How to get __lt__() to sort

class City:
    def __init__(self, string):
        self._string = string.split(',')
        self._name = self._string[0]
        self._state = self._string[1]
        self._latitude = self._string[2]
        self._longitude = self._string[3]
        self._location = [self._latitude, self._longitude]

    def name(self):
        return self._name

    def location(self):
        return self._location
        self.hand.sort(key=lambda x: x.longitude)

    def __lt__(self, other):
        if self._longitude < other._longitude:
            return True
        if self._longitude > other._longitude:
            return False
        if self._longitude == other._longitude:
            if self._latitude < other._latitude:
                return True
            if self._latitude > other._latitude:
                return False

citystrings = ["Charleston,WV,38.35,81.63",
              "Charlotte,NC,35.23,80.83",
              "Cheyenne,WY,41.15,104.87",
              "Chicago,IL,41.83,87.62",
              "Cincinnati,OH,39.13,84.50",
              "Cleveland,OH,41.47,81.62",
              "Columbia,SC,34.00,81.03",
              "Columbus,OH,40.00,83.02",
              "Dallas,TX,32.77,96.77",
              "Denver,CO,39.75,105.00"]
westtoeastnames = [
            "Denver",
            "Cheyenne",
            "Dallas",
            "Chicago",
            "Cincinnati",
            "Columbus",
            "Charleston",
            "Cleveland",
            "Columbia",
            "Charlotte",
          ]
cities = [City(s) for s in citystrings]
cities.sort()
sortednames = [c.name() for c in cities]
print(sortednames)
print(westtoeastnames)
['Cheyenne', 'Denver', 'Charlotte', 'Columbia', 'Cleveland', 'Charleston', 'Columbus', 'Cincinnati', 'Chicago', 'Dallas']
['Denver', 'Cheyenne', 'Dallas', 'Chicago', 'Cincinnati', 'Columbus', 'Charleston', 'Cleveland', 'Columbia', 'Charlotte']

This code tries to use __lt__() to sort the cities by how far they are west and the longitudes are based west of the prime meridian. I wrote an __lt__() method in the class but the citystrings won't sort to the correct order.

Upvotes: 0

Views: 640

Answers (1)

Martijn Pieters
Martijn Pieters

Reputation: 1123930

You are comparing your longitude and latitude as strings, not numbers. They are therefor compared lexicographically, not numerically, so '104' will sort before '80' because '1' comes before '8' in the ASCII table (it doesn't matter what other characters follow).

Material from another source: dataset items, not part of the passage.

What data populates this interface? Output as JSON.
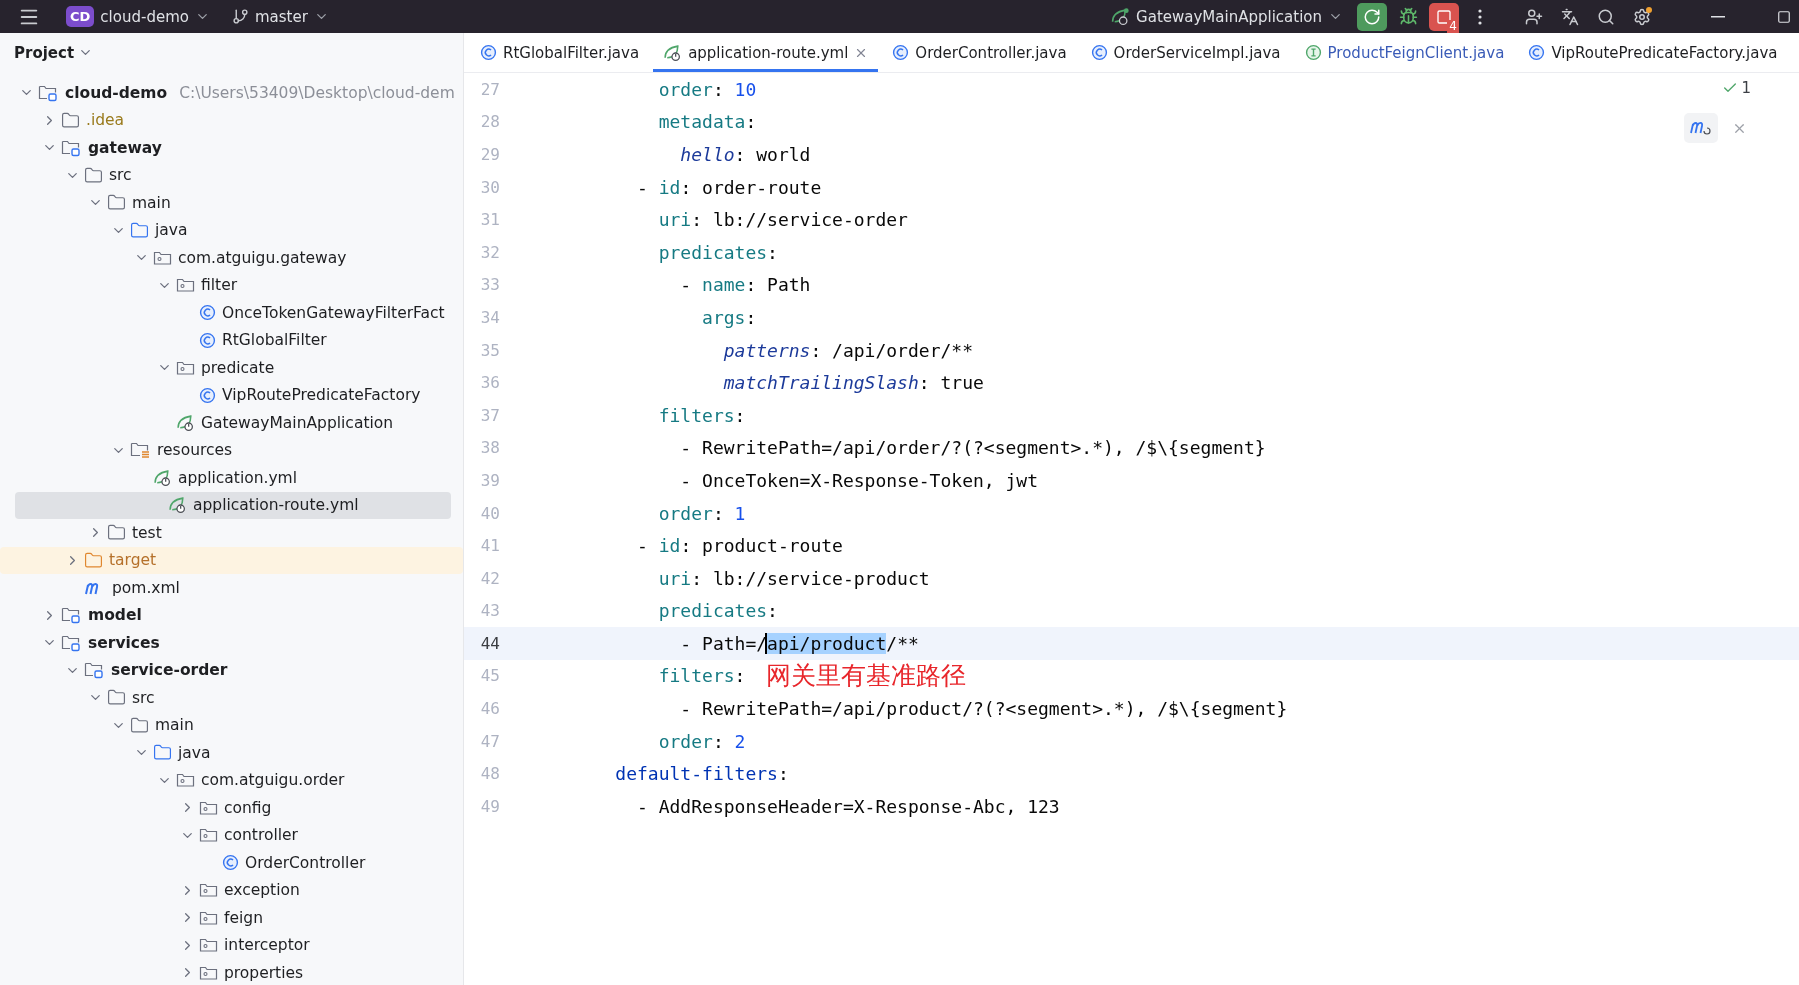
{
  "title_bar": {
    "project": {
      "badge": "CD",
      "name": "cloud-demo"
    },
    "branch": "master",
    "run_config": "GatewayMainApplication",
    "stop_count": "4"
  },
  "project_panel": {
    "title": "Project",
    "tree": [
      {
        "label": "cloud-demo",
        "kind": "module",
        "expanded": true,
        "selected": false,
        "note": "C:\\Users\\53409\\Desktop\\cloud-dem",
        "children": [
          {
            "label": ".idea",
            "kind": "ignored-folder",
            "expanded": false,
            "selected": false
          },
          {
            "label": "gateway",
            "kind": "module",
            "expanded": true,
            "selected": false,
            "children": [
              {
                "label": "src",
                "kind": "folder",
                "expanded": true,
                "selected": false,
                "children": [
                  {
                    "label": "main",
                    "kind": "folder",
                    "expanded": true,
                    "selected": false,
                    "children": [
                      {
                        "label": "java",
                        "kind": "source-folder",
                        "expanded": true,
                        "selected": false,
                        "children": [
                          {
                            "label": "com.atguigu.gateway",
                            "kind": "package",
                            "expanded": true,
                            "selected": false,
                            "children": [
                              {
                                "label": "filter",
                                "kind": "package",
                                "expanded": true,
                                "selected": false,
                                "children": [
                                  {
                                    "label": "OnceTokenGatewayFilterFact",
                                    "kind": "class",
                                    "selected": false
                                  },
                                  {
                                    "label": "RtGlobalFilter",
                                    "kind": "class",
                                    "selected": false
                                  }
                                ]
                              },
                              {
                                "label": "predicate",
                                "kind": "package",
                                "expanded": true,
                                "selected": false,
                                "children": [
                                  {
                                    "label": "VipRoutePredicateFactory",
                                    "kind": "class",
                                    "selected": false
                                  }
                                ]
                              },
                              {
                                "label": "GatewayMainApplication",
                                "kind": "spring-class",
                                "selected": false
                              }
                            ]
                          }
                        ]
                      },
                      {
                        "label": "resources",
                        "kind": "resources-folder",
                        "expanded": true,
                        "selected": false,
                        "children": [
                          {
                            "label": "application.yml",
                            "kind": "yaml",
                            "selected": false
                          },
                          {
                            "label": "application-route.yml",
                            "kind": "yaml",
                            "selected": true
                          }
                        ]
                      }
                    ]
                  },
                  {
                    "label": "test",
                    "kind": "folder",
                    "expanded": false,
                    "selected": false
                  }
                ]
              },
              {
                "label": "target",
                "kind": "excluded-folder",
                "expanded": false,
                "selected": false
              },
              {
                "label": "pom.xml",
                "kind": "maven",
                "selected": false
              }
            ]
          },
          {
            "label": "model",
            "kind": "module",
            "expanded": false,
            "selected": false
          },
          {
            "label": "services",
            "kind": "module",
            "expanded": true,
            "selected": false,
            "children": [
              {
                "label": "service-order",
                "kind": "module",
                "expanded": true,
                "selected": false,
                "children": [
                  {
                    "label": "src",
                    "kind": "folder",
                    "expanded": true,
                    "selected": false,
                    "children": [
                      {
                        "label": "main",
                        "kind": "folder",
                        "expanded": true,
                        "selected": false,
                        "children": [
                          {
                            "label": "java",
                            "kind": "source-folder",
                            "expanded": true,
                            "selected": false,
                            "children": [
                              {
                                "label": "com.atguigu.order",
                                "kind": "package",
                                "expanded": true,
                                "selected": false,
                                "children": [
                                  {
                                    "label": "config",
                                    "kind": "package",
                                    "expanded": false,
                                    "selected": false
                                  },
                                  {
                                    "label": "controller",
                                    "kind": "package",
                                    "expanded": true,
                                    "selected": false,
                                    "children": [
                                      {
                                        "label": "OrderController",
                                        "kind": "class",
                                        "selected": false
                                      }
                                    ]
                                  },
                                  {
                                    "label": "exception",
                                    "kind": "package",
                                    "expanded": false,
                                    "selected": false
                                  },
                                  {
                                    "label": "feign",
                                    "kind": "package",
                                    "expanded": false,
                                    "selected": false
                                  },
                                  {
                                    "label": "interceptor",
                                    "kind": "package",
                                    "expanded": false,
                                    "selected": false
                                  },
                                  {
                                    "label": "properties",
                                    "kind": "package",
                                    "expanded": false,
                                    "selected": false
                                  }
                                ]
                              }
                            ]
                          }
                        ]
                      }
                    ]
                  }
                ]
              }
            ]
          }
        ]
      }
    ]
  },
  "tabs": [
    {
      "label": "RtGlobalFilter.java",
      "kind": "class",
      "selected": false,
      "modified": false
    },
    {
      "label": "application-route.yml",
      "kind": "yaml",
      "selected": true,
      "modified": false
    },
    {
      "label": "OrderController.java",
      "kind": "class",
      "selected": false,
      "modified": false
    },
    {
      "label": "OrderServiceImpl.java",
      "kind": "class",
      "selected": false,
      "modified": false
    },
    {
      "label": "ProductFeignClient.java",
      "kind": "interface",
      "selected": false,
      "modified": true
    },
    {
      "label": "VipRoutePredicateFactory.java",
      "kind": "class",
      "selected": false,
      "modified": false
    }
  ],
  "editor": {
    "problems": "1",
    "lines": [
      {
        "number": "27",
        "current": false,
        "tokens": [
          {
            "kind": "key",
            "text": "        order"
          },
          {
            "kind": "plain",
            "text": ": "
          },
          {
            "kind": "number",
            "text": "10"
          }
        ]
      },
      {
        "number": "28",
        "current": false,
        "tokens": [
          {
            "kind": "key",
            "text": "        metadata"
          },
          {
            "kind": "plain",
            "text": ":"
          }
        ]
      },
      {
        "number": "29",
        "current": false,
        "tokens": [
          {
            "kind": "subkey",
            "text": "          hello"
          },
          {
            "kind": "plain",
            "text": ": world"
          }
        ]
      },
      {
        "number": "30",
        "current": false,
        "tokens": [
          {
            "kind": "plain",
            "text": "      - "
          },
          {
            "kind": "key",
            "text": "id"
          },
          {
            "kind": "plain",
            "text": ": order-route"
          }
        ]
      },
      {
        "number": "31",
        "current": false,
        "tokens": [
          {
            "kind": "key",
            "text": "        uri"
          },
          {
            "kind": "plain",
            "text": ": lb://service-order"
          }
        ]
      },
      {
        "number": "32",
        "current": false,
        "tokens": [
          {
            "kind": "key",
            "text": "        predicates"
          },
          {
            "kind": "plain",
            "text": ":"
          }
        ]
      },
      {
        "number": "33",
        "current": false,
        "tokens": [
          {
            "kind": "plain",
            "text": "          - "
          },
          {
            "kind": "key",
            "text": "name"
          },
          {
            "kind": "plain",
            "text": ": Path"
          }
        ]
      },
      {
        "number": "34",
        "current": false,
        "tokens": [
          {
            "kind": "key",
            "text": "            args"
          },
          {
            "kind": "plain",
            "text": ":"
          }
        ]
      },
      {
        "number": "35",
        "current": false,
        "tokens": [
          {
            "kind": "subkey",
            "text": "              patterns"
          },
          {
            "kind": "plain",
            "text": ": /api/order/**"
          }
        ]
      },
      {
        "number": "36",
        "current": false,
        "tokens": [
          {
            "kind": "subkey",
            "text": "              matchTrailingSlash"
          },
          {
            "kind": "plain",
            "text": ": true"
          }
        ]
      },
      {
        "number": "37",
        "current": false,
        "tokens": [
          {
            "kind": "key",
            "text": "        filters"
          },
          {
            "kind": "plain",
            "text": ":"
          }
        ]
      },
      {
        "number": "38",
        "current": false,
        "tokens": [
          {
            "kind": "plain",
            "text": "          - RewritePath=/api/order/?(?<segment>.*), /$\\{segment}"
          }
        ]
      },
      {
        "number": "39",
        "current": false,
        "tokens": [
          {
            "kind": "plain",
            "text": "          - OnceToken=X-Response-Token, jwt"
          }
        ]
      },
      {
        "number": "40",
        "current": false,
        "tokens": [
          {
            "kind": "key",
            "text": "        order"
          },
          {
            "kind": "plain",
            "text": ": "
          },
          {
            "kind": "number",
            "text": "1"
          }
        ]
      },
      {
        "number": "41",
        "current": false,
        "tokens": [
          {
            "kind": "plain",
            "text": "      - "
          },
          {
            "kind": "key",
            "text": "id"
          },
          {
            "kind": "plain",
            "text": ": product-route"
          }
        ]
      },
      {
        "number": "42",
        "current": false,
        "tokens": [
          {
            "kind": "key",
            "text": "        uri"
          },
          {
            "kind": "plain",
            "text": ": lb://service-product"
          }
        ]
      },
      {
        "number": "43",
        "current": false,
        "tokens": [
          {
            "kind": "key",
            "text": "        predicates"
          },
          {
            "kind": "plain",
            "text": ":"
          }
        ]
      },
      {
        "number": "44",
        "current": true,
        "tokens": [
          {
            "kind": "plain",
            "text": "          - Path=/"
          },
          {
            "kind": "selection",
            "text": "api/product"
          },
          {
            "kind": "plain",
            "text": "/**"
          }
        ]
      },
      {
        "number": "45",
        "current": false,
        "annotation": "网关里有基准路径",
        "tokens": [
          {
            "kind": "key",
            "text": "        filters"
          },
          {
            "kind": "plain",
            "text": ":"
          }
        ]
      },
      {
        "number": "46",
        "current": false,
        "tokens": [
          {
            "kind": "plain",
            "text": "          - RewritePath=/api/product/?(?<segment>.*), /$\\{segment}"
          }
        ]
      },
      {
        "number": "47",
        "current": false,
        "tokens": [
          {
            "kind": "key",
            "text": "        order"
          },
          {
            "kind": "plain",
            "text": ": "
          },
          {
            "kind": "number",
            "text": "2"
          }
        ]
      },
      {
        "number": "48",
        "current": false,
        "tokens": [
          {
            "kind": "top",
            "text": "    default-filters"
          },
          {
            "kind": "plain",
            "text": ":"
          }
        ]
      },
      {
        "number": "49",
        "current": false,
        "tokens": [
          {
            "kind": "plain",
            "text": "      - AddResponseHeader=X-Response-Abc, 123"
          }
        ]
      }
    ]
  }
}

Convert your values to floating point numbers:

self._latitude = float(self._string[2])
self._longitude = float(self._string[3])

Your comparison has a small bug; if both longitude and latitude match, you return None instead of False. You may want to test for equality and apply the @functools.total_ordering() decorator rather than assume that only __lt__() is called.

Cleaning up the code a little (and removing the name() and location() methods, just use name and location attributes):

from functools import total_ordering

@total_ordering
class City:
    def __init__(self, string):
        self.name, self.state, lat, long = string.split(',')
        self.location = (self._latitude, self._longitude) = float(lat), float(long)

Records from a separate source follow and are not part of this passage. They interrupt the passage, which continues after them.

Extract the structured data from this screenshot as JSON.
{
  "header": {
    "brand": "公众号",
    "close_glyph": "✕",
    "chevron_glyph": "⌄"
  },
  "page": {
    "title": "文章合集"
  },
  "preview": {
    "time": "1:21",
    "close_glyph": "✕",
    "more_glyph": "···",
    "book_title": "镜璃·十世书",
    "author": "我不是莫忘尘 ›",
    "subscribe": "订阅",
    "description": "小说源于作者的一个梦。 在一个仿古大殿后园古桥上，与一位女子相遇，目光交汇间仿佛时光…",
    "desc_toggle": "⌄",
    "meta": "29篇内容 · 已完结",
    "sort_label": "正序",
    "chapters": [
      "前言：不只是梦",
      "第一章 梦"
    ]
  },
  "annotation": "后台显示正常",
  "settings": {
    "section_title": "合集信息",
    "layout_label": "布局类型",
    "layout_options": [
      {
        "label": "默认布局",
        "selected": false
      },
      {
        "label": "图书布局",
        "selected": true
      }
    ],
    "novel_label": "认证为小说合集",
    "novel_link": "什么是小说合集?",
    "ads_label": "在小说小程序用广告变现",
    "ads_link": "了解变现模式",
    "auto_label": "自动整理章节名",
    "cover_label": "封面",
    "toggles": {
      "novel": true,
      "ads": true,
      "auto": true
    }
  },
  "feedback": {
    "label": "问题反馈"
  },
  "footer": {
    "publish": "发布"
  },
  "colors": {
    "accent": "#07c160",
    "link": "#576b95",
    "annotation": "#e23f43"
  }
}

    def __lt__(self, other):
        if not isinstance(other, City):
            return NotImplemented
        # tuples defer ordering to the contents; compare them
        # in (longitude, latitude) order so that if longitude is 
        # equal, the outcome is based on latitude.
        return self.location[::-1] < other.location[::-1]

    def __eq__(self, other):
        if not isinstance(other, City):
            return NotImplemented
        return self.location == other.location

Note that __lt__() really only needs to compare self.location; tuple ordering takes care of the rest:

sortednames = [c.name for c in sorted(map(City, citystrings), reverse=True)]

Note the reverse=True; you want the larger values (further west from Greenwich) to be listed first.